So, there were two major groups of comments on the last post, and I'll try to address them.

    The first was a question about managed support for ETW.  I talked to the ETW team, and the current state is that there is no official managed interface for ETW.  Being a standard Win32 API, it is posisble to PInvoke the functions involved, and several internal teams have written their own managed wrappers around ETW.  This isn't expected to change up through Whidbey (Visual Studio 2005); for Orcas (the version of VS after that!) an official managed interface is on the table.  The second is one of backwards compatibility -- ETW is only available in Win2K and later OSes.  Users will expect that software works similarly on all OSes; thus, if you want to support 9x-era OSes, you have to write your own logging code anyways.  So, if you are already putting in old-style logging, why use ETW?  I'll try to answer that with this entry.

    One of the gains of ETW is that it's fast; you can spit out thousands of events per second while using relatively little CPU, far faster than you can fprintf() a string to disk.  The biggest gain, though, is combining multiple sources -- including information outside your own process.  And the most notable external source is the kernel.

    The XP and Codename Longhorn kernels are extremely extensive providers, and can be enabled to log any or all of these to a log, and we publish decoding information for:
  • Hardware configuration events -- notes on the system's CPUs, hard drives, NICs, video card, and ACPI power states
  • Disk-level I/O -- every I/O on the system, including IRP flags, operation time in microseconds, number of bytes, and target disk
  • File-level I/O -- every access to every file on the system (including information to tie it to the disk I/Os above)
  • Image layouts -- filenames, locations in memory, and PIDs for every image in the system
  • Page faults -- pointers to instructions and pages whenever a fault occurs (including COWs, demand-zero faults, hard page faults, transition faults, and guard pages)
  • Network I/O -- all TCP and UDP actions, including connects/accepts, transmits (and retransmits!), recieves, etc.
  • Registry I/O -- all Registry key/value  creation/deletions/changes, registry flushes, etc.
  • Process and thread info -- all creations/deletions of processes and threads
    And Codename Longhorn adds even more events -- most notably, the ability to trace extremely fine-grained high-frequency events such as individual context switches, interrupts (ISRs and DPCs), etc.  

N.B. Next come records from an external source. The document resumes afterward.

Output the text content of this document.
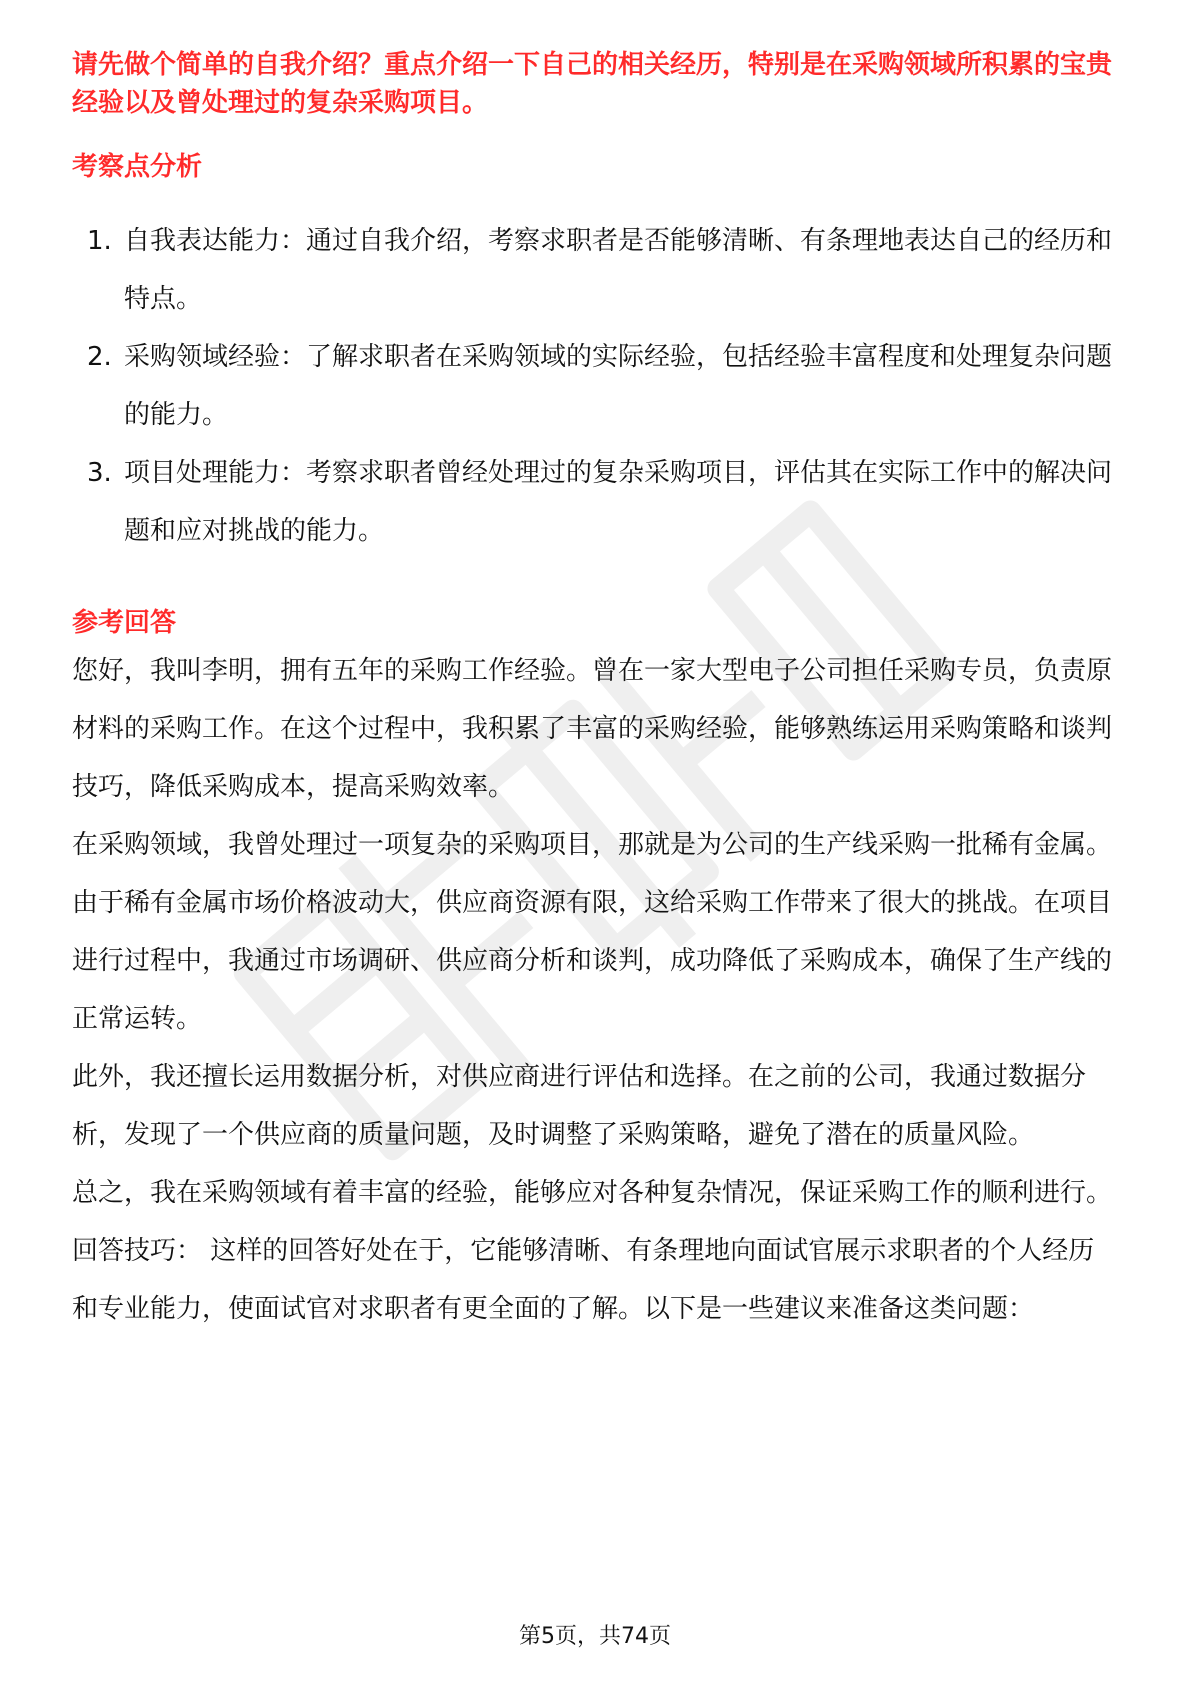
请先做个简单的自我介绍？重点介绍一下自己的相关经历，特别是在采购领域所积累的宝贵经验以及曾处理过的复杂采购项目。

考察点分析
1. 自我表达能力：通过自我介绍，考察求职者是否能够清晰、有条理地表达自己的经历和特点。
2. 采购领域经验：了解求职者在采购领域的实际经验，包括经验丰富程度和处理复杂问题的能力。
3. 项目处理能力：考察求职者曾经处理过的复杂采购项目，评估其在实际工作中的解决问题和应对挑战的能力。
参考回答

您好，我叫李明，拥有五年的采购工作经验。曾在一家大型电子公司担任采购专员，负责原材料的采购工作。在这个过程中，我积累了丰富的采购经验，能够熟练运用采购策略和谈判技巧，降低采购成本，提高采购效率。

在采购领域，我曾处理过一项复杂的采购项目，那就是为公司的生产线采购一批稀有金属。由于稀有金属市场价格波动大，供应商资源有限，这给采购工作带来了很大的挑战。在项目进行过程中，我通过市场调研、供应商分析和谈判，成功降低了采购成本，确保了生产线的正常运转。

此外，我还擅长运用数据分析，对供应商进行评估和选择。在之前的公司，我通过数据分析，发现了一个供应商的质量问题，及时调整了采购策略，避免了潜在的质量风险。

总之，我在采购领域有着丰富的经验，能够应对各种复杂情况，保证采购工作的顺利进行。

回答技巧： 这样的回答好处在于，它能够清晰、有条理地向面试官展示求职者的个人经历和专业能力，使面试官对求职者有更全面的了解。以下是一些建议来准备这类问题：

第5页，共74页
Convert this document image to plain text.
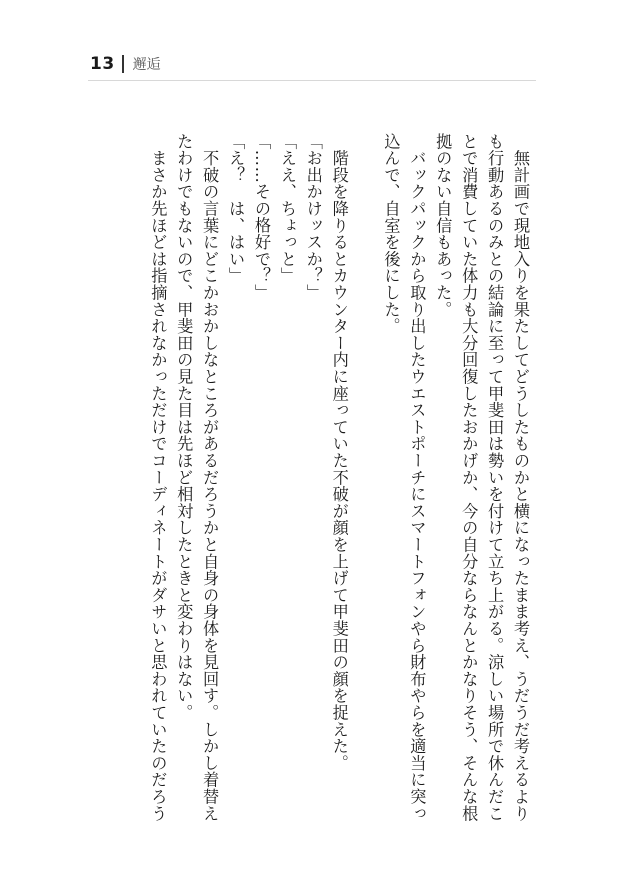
13 邂逅
　無計画で現地入りを果たしてどうしたものかと横になったまま考え、うだうだ考えるより
も行動あるのみとの結論に至って甲斐田は勢いを付けて立ち上がる。涼しい場所で休んだこ
とで消費していた体力も大分回復したおかげか、今の自分ならなんとかなりそう、そんな根
拠のない自信もあった。
　バックパックから取り出したウエストポーチにスマートフォンやら財布やらを適当に突っ
込んで、自室を後にした。
　階段を降りるとカウンター内に座っていた不破が顔を上げて甲斐田の顔を捉えた。
「お出かけッスか？」
「ええ、ちょっと」
「……その格好で？」
「え？　は、はい」
　不破の言葉にどこかおかしなところがあるだろうかと自身の身体を見回す。しかし着替え
たわけでもないので、甲斐田の見た目は先ほど相対したときと変わりはない。
　まさか先ほどは指摘されなかっただけでコーディネートがダサいと思われていたのだろう
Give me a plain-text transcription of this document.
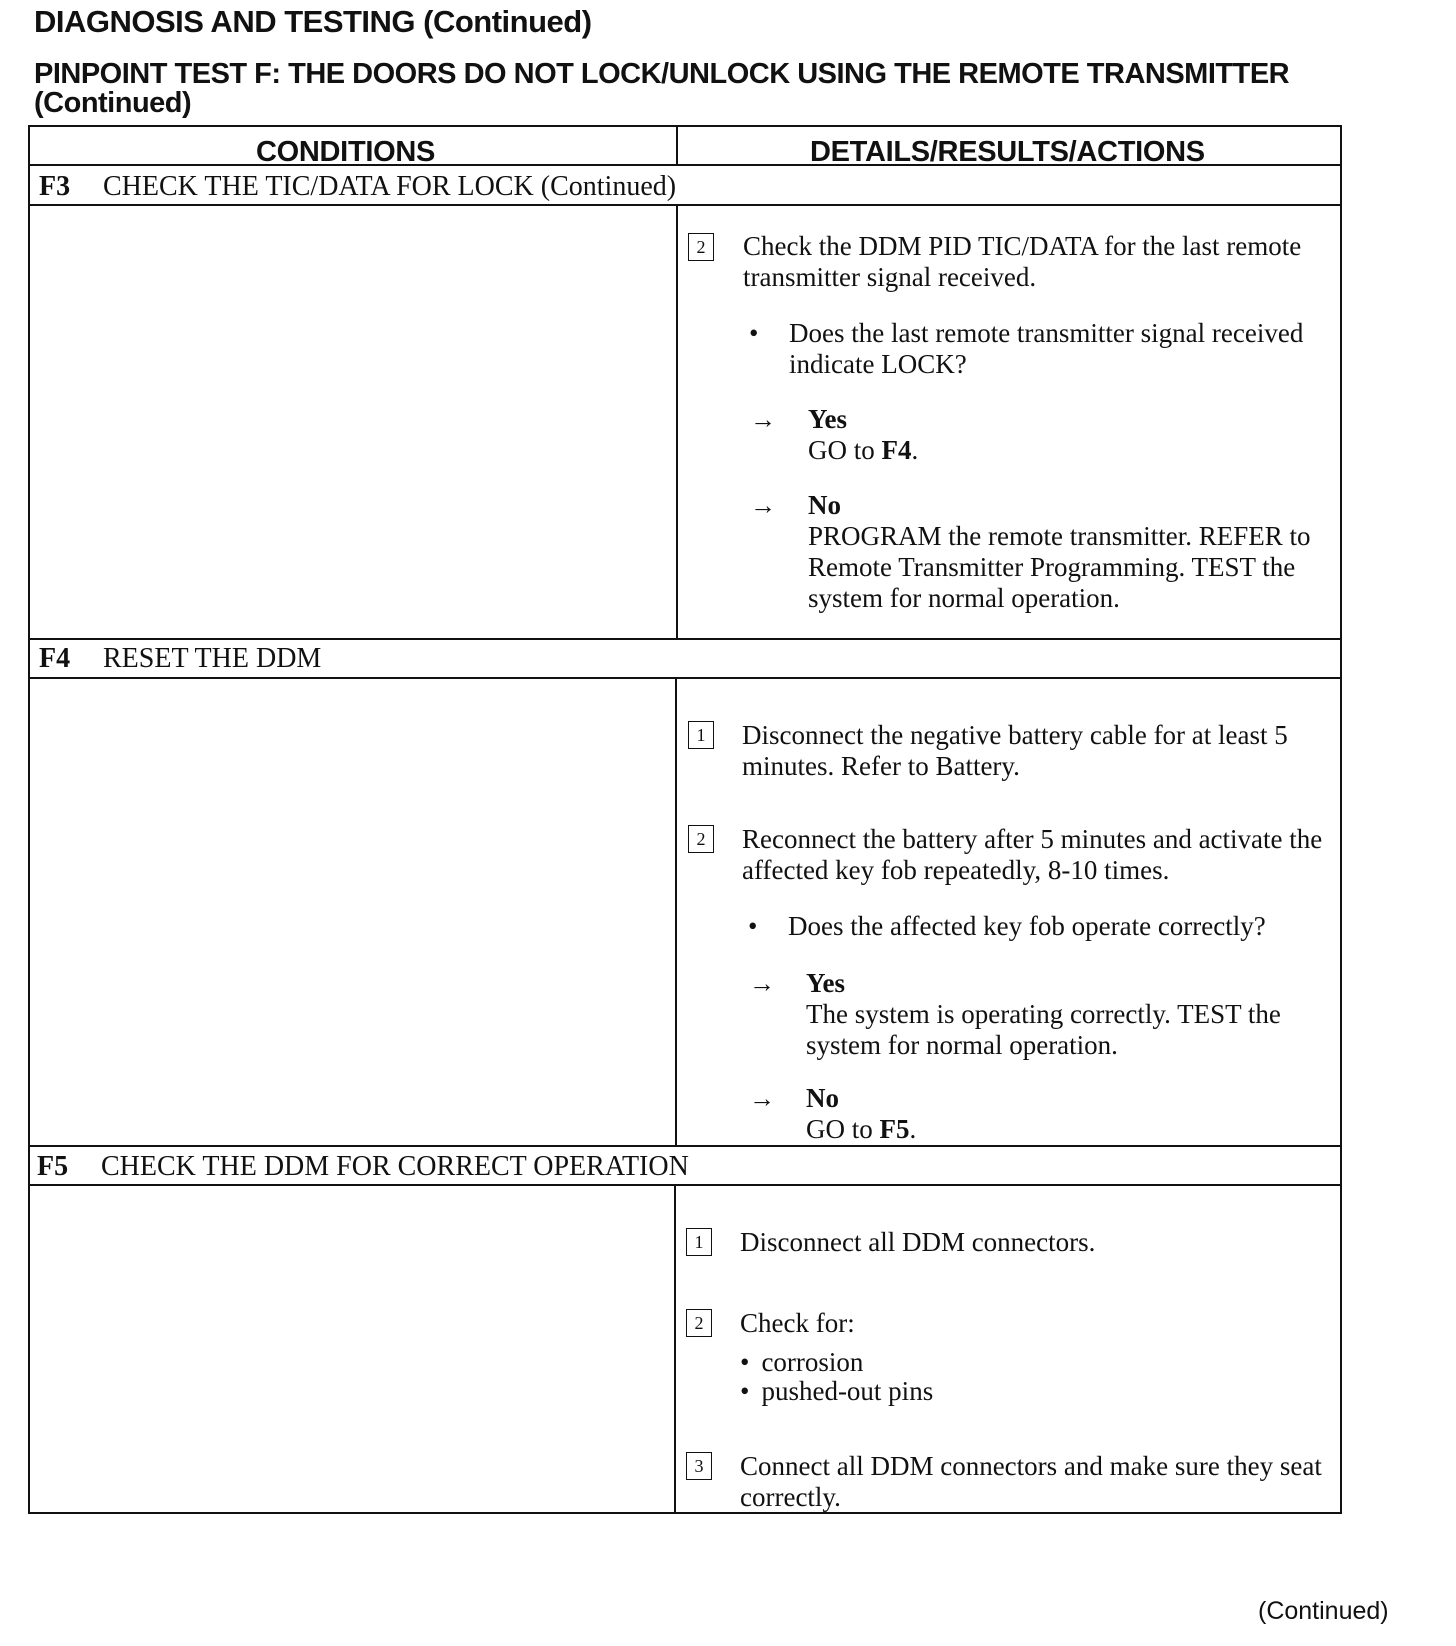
DIAGNOSIS AND TESTING (Continued)
PINPOINT TEST F: THE DOORS DO NOT LOCK/UNLOCK USING THE REMOTE TRANSMITTER
(Continued)
CONDITIONS	DETAILS/RESULTS/ACTIONS
F3 CHECK THE TIC/DATA FOR LOCK (Continued)
2	Check the DDM PID TIC/DATA for the last remote transmitter signal received.
• Does the last remote transmitter signal received indicate LOCK?
→ Yes
GO to F4.
→ No
PROGRAM the remote transmitter. REFER to Remote Transmitter Programming. TEST the system for normal operation.
F4 RESET THE DDM
1	Disconnect the negative battery cable for at least 5 minutes. Refer to Battery.
2	Reconnect the battery after 5 minutes and activate the affected key fob repeatedly, 8-10 times.
• Does the affected key fob operate correctly?
→ Yes
The system is operating correctly. TEST the system for normal operation.
→ No
GO to F5.
F5 CHECK THE DDM FOR CORRECT OPERATION
1	Disconnect all DDM connectors.
2	Check for:
• corrosion
• pushed-out pins
3	Connect all DDM connectors and make sure they seat correctly.
(Continued)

    (FYI, since all of the above information is exceedingly detailed, you can only enable the kernel provider if you have Administrator privileges, are part of the Performance Log Users group, or a service running as LocalSystem, LocalService, or NetworkService.)

    Thus, ETW can be used as an effective debugging tool.  By allowing ETW to pull from, sort, and combine events from multiple providers, you can get a powerful log of everything the system was doing, probably the most accurate log available (save for running the entire OS in a debugger).  It's an incredible tool for noticing "hey, things act strangely when X, Y, and Z, but not W, are happening" at a system level, as well as a code level, and it takes far less time than getting symbols and attaching a debugger/profiler to the system.  And it's all available to devs -- and even to users, given a generic ETW tool such as tracelog in Server 2003!

    Even if you don't specifically use the kernel as an information source, ETW's ability to combine providers is useful for mixing and matching information from multiple DLLs, EXEs, etc. in a system.  ETW events are timestamped by the kernel to extremely high resolution (RDTSC on stable machines, converted to microsecond intervals; MM timers on others) and are automatically sorted at process time, so you don't have to write or parse plaintext date/time formats.

    The goal I'm driving at is that when you have more than one DLL or EXE providing information, individually implementing logging for each component means that you usually need a third app to read in the logs from each component and combine them into a single log with coherent event ordering, and this can be difficult -- especially if you have to tie it to some event.  ETW allows you to automate all that, and it's exceedingly efficient at it as well.  Even if you are only personally maintaining one component, ETW can log very quickly, and it can be shipped in retail builds -- and if you publish the structures of some or all of the events you provide, you can give valuable information to your consumers and to future devs without ever needing to work with them.

    Next entry, I'll start discussing how providers are written, starting with thread structures and common ways of publishing event structs.